Celebrating the Spiritual Levels of Torah
Torah Portion for the week of July 27 - August 2: Devarim
(Deuteronomy 1:1 - 3:22)
Language distinguishes humankind from all other creatures on this planet. It's not just a matter of communication, for there are clearly other animals that communicate with rather high degrees of sophistication. But for us, language is more than a mode of communication -- it is a vehicle for creation.
We not only express meaning with our words, we use them to shape that meaning. As we use words to form meaning, we constrict or expand the nature of the world we experience.
So here comes Devarim (Words), the name of this parashah and the name of the fifth and final book of the Torah that it begins.
These are the words that Moses spoke to all Israel beyond the Jordan -- in the wilderness, on the plain. . . . In the fortieth year, on the first day of the eleventh month, Moses spoke to the Israelites just as the Eternal had commanded him to speak to them. (Deut. 1:1, 3)
Deuteronomy contains the final discourses with which Moses shapes the essence of Torah (Teaching) and refines the nature of our biblical faith. The book is called "Deuteronomy" in English, from the earliest Greek translation of an older name for the same book: Mishnat Torah -- the repetition of the Teaching.

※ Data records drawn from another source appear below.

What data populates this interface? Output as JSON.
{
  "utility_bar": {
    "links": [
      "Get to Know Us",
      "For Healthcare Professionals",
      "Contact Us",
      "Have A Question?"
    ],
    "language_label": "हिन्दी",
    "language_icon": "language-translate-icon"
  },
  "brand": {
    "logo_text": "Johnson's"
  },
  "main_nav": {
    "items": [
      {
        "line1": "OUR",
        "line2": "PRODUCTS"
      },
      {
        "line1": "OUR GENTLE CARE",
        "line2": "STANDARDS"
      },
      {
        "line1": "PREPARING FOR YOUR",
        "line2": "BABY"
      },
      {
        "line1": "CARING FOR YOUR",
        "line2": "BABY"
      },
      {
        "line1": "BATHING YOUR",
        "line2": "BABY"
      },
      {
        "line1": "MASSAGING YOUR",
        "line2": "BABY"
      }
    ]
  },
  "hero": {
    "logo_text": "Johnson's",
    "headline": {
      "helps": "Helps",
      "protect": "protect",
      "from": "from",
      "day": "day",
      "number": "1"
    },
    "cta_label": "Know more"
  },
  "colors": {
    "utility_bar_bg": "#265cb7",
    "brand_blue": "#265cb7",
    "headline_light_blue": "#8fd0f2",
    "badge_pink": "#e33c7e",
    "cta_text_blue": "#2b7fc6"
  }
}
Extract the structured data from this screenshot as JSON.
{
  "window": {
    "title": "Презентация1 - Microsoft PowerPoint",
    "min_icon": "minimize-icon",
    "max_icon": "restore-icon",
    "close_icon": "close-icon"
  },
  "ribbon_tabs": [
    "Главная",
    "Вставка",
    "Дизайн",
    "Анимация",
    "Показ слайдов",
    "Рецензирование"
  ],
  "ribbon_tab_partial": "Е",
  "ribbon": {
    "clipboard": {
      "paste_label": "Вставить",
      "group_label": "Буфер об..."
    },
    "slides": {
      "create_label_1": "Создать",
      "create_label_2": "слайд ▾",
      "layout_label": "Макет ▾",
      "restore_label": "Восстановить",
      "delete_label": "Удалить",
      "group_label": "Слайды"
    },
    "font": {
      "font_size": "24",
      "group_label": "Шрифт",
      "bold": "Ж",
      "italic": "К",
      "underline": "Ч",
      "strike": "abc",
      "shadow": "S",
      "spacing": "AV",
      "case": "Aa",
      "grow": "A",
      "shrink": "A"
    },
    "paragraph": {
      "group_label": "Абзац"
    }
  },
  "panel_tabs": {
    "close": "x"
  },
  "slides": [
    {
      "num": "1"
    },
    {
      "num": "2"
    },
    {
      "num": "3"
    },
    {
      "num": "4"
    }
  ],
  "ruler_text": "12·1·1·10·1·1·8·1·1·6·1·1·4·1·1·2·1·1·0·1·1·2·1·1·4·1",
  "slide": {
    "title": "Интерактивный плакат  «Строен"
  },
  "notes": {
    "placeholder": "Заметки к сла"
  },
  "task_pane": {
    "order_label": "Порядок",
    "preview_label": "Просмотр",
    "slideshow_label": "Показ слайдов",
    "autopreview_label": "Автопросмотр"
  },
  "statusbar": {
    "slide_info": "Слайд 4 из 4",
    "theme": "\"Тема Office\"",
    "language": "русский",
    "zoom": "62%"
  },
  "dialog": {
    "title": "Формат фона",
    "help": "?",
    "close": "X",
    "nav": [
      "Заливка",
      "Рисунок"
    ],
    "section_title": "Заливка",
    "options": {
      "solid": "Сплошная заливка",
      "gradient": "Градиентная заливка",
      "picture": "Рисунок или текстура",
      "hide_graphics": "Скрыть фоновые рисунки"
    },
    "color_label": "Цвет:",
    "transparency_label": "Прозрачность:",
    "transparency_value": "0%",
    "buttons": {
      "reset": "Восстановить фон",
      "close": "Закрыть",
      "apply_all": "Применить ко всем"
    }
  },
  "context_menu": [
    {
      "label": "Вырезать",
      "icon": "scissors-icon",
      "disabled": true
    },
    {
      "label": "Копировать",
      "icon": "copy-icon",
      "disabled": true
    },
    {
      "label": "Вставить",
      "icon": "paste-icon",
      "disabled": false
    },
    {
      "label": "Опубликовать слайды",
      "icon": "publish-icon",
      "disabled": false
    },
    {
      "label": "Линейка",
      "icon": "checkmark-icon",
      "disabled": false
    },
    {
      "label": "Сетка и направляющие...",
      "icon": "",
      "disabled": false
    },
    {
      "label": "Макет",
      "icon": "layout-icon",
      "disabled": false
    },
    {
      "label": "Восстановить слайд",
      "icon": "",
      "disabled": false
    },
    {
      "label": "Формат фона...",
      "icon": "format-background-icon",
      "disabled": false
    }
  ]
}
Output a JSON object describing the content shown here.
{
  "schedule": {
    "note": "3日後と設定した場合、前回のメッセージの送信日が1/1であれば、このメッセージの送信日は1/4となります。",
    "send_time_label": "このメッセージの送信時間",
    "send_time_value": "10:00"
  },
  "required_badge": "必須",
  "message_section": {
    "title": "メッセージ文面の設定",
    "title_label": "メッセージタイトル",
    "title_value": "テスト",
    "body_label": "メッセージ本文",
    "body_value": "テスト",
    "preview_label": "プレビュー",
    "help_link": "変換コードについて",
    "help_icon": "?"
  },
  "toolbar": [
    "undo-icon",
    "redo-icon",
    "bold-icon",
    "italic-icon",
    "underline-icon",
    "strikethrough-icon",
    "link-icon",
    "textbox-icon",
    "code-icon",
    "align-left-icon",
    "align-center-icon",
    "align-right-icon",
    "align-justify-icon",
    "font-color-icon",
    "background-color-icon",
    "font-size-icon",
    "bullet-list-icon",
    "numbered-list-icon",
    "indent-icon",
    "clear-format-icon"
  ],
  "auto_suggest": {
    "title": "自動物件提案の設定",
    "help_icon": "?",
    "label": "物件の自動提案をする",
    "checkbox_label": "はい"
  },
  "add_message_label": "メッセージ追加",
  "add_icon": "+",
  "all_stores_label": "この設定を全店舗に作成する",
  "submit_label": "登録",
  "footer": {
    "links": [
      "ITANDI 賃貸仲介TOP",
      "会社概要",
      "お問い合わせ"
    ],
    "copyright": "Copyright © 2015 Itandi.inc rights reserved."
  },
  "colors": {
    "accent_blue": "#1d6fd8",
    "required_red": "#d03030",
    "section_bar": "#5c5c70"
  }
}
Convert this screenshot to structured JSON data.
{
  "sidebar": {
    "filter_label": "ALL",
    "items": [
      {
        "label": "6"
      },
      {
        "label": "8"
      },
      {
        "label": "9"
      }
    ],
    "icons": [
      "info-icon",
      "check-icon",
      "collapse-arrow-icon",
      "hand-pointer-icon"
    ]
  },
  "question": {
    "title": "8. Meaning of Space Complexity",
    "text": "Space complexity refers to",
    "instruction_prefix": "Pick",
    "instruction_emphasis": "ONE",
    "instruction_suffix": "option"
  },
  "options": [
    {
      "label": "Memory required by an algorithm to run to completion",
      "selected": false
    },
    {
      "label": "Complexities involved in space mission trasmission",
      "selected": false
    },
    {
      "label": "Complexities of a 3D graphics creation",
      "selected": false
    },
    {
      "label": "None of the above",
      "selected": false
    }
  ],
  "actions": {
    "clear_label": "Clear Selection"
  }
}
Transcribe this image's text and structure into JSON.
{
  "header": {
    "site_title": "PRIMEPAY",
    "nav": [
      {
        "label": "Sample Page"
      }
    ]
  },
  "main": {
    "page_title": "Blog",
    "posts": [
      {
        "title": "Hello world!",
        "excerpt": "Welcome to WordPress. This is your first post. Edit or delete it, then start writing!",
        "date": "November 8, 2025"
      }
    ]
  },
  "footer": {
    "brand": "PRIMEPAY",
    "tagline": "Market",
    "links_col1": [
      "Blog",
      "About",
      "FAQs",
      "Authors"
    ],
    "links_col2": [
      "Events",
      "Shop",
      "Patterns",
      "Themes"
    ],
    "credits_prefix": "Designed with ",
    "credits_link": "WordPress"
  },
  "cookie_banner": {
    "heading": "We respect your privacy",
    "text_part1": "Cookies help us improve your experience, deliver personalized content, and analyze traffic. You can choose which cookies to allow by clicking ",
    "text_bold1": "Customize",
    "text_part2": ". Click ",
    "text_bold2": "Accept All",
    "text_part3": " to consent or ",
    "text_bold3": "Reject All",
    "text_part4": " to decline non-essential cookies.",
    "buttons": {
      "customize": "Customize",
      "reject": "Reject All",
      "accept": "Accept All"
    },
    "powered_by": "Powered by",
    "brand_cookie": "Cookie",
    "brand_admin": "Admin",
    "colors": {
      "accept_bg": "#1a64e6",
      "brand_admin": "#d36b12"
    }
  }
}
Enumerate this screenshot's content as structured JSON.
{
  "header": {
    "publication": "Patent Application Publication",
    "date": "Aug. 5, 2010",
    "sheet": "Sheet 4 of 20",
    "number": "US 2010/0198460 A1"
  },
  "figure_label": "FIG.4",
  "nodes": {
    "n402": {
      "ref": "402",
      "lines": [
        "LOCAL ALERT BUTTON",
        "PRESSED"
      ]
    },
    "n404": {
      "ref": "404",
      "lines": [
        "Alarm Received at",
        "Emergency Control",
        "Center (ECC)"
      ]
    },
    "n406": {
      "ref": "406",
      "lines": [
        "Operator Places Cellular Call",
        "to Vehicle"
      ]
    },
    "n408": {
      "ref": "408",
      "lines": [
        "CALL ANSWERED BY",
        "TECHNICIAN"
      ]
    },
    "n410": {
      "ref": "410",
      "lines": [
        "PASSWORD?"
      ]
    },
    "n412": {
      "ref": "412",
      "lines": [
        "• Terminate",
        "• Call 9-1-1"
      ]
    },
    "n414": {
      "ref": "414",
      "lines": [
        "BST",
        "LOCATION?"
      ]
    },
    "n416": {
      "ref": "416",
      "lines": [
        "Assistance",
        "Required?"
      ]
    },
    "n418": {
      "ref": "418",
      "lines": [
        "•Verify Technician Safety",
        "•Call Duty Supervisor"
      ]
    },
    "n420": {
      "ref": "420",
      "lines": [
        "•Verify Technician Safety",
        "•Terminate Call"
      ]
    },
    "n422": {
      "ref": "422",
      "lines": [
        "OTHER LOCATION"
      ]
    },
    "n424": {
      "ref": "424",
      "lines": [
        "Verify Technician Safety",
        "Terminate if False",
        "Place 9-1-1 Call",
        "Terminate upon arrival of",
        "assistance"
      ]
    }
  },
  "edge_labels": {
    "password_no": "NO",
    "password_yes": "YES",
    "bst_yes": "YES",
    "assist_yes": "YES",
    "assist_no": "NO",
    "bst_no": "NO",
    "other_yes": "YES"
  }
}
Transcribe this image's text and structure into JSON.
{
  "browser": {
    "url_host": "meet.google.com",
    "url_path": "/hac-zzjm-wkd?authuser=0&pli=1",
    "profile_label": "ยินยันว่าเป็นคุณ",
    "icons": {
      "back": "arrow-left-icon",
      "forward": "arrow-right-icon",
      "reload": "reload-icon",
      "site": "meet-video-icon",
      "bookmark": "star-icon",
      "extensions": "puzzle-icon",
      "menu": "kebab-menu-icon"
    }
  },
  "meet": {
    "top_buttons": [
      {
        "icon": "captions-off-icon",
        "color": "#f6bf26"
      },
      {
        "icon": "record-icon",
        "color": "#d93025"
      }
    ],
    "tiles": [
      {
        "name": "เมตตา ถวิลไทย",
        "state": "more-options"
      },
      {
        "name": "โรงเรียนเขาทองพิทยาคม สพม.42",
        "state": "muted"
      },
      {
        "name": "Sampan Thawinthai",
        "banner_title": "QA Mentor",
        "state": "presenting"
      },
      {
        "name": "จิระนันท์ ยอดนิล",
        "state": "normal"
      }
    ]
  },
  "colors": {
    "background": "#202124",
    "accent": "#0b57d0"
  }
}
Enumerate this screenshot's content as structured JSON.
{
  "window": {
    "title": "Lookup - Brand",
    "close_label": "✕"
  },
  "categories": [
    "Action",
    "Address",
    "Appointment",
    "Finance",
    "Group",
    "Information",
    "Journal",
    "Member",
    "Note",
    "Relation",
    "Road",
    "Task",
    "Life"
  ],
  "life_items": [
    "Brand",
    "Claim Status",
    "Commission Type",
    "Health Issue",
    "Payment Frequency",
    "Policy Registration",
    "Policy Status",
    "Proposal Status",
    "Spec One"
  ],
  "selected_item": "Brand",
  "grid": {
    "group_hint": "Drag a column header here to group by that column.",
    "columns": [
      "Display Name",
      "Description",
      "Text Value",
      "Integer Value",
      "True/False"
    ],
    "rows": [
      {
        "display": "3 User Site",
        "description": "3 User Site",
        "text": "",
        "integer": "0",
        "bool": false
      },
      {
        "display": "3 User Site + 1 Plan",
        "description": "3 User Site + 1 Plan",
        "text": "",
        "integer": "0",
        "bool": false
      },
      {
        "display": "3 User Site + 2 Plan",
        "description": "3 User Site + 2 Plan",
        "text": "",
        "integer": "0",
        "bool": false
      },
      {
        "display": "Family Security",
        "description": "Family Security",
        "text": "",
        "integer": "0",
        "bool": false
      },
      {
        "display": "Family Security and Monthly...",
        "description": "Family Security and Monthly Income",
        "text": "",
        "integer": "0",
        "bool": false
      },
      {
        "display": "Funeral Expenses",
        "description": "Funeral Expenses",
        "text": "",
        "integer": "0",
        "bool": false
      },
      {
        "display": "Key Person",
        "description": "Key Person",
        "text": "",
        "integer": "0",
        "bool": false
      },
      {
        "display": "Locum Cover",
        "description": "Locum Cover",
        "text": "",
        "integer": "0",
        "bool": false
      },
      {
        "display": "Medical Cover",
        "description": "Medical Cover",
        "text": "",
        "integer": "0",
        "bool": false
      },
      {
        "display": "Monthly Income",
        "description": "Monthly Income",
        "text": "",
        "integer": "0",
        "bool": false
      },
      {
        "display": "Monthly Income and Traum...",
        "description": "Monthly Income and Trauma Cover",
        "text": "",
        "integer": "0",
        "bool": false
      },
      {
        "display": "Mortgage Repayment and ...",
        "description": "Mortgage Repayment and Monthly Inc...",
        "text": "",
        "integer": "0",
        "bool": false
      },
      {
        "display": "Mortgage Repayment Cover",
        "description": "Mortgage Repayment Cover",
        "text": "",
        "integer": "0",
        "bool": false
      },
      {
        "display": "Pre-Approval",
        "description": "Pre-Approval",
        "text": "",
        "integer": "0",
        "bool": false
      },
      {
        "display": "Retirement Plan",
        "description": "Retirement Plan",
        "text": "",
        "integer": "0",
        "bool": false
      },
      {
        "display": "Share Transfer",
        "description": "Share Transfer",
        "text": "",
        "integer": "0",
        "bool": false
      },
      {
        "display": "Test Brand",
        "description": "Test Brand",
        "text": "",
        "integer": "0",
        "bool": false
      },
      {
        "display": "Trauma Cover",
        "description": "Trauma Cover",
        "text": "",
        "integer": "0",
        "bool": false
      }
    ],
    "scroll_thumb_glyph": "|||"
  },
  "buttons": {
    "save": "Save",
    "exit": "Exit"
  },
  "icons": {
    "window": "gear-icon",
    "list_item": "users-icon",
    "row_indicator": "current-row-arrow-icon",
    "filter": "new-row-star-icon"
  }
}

You might already know that the Hebrew word davar (singular of devarim) means "word" as well as "thing." The Hebrew language stunningly reflects the power of language to create worlds. Remember, for example, that Creation itself (see Genesis 1) was imagined to follow from the Word of God: God spoke and the world was.
Perhaps the most powerful words we use are not the ones we share with others, but the self-talk with which we define ourselves and interpret our daily experience. These are the words we carry in our mind that help shape our current reality. Our world is impacted either positively or negatively by the energy of our interpretations and self-definitions.
At every moment, we can choose words of blessing or words of curse; words focusing on what is wrong and hopeless, or words pointing to what is kind and hopeful. Consciously choosing the nature of our self-talk is one of the essential ways to impact our own experience and our world.
It is time now to bring fuller awareness to the words we speak internally and externally, and to choose them well.
I am creative with the words I speak.
I choose words supporting greater compassion now.
I am a compassionate and creative being.
Right now, I am telling myself . . .
If my self-talk reflected the life I want, I would tell myself that . . .
If my words could create the world I want, I would write that . . .
“Torah is the book with no end, supporting our understanding of what it means to be a vehicle for the Spirit of Creation.”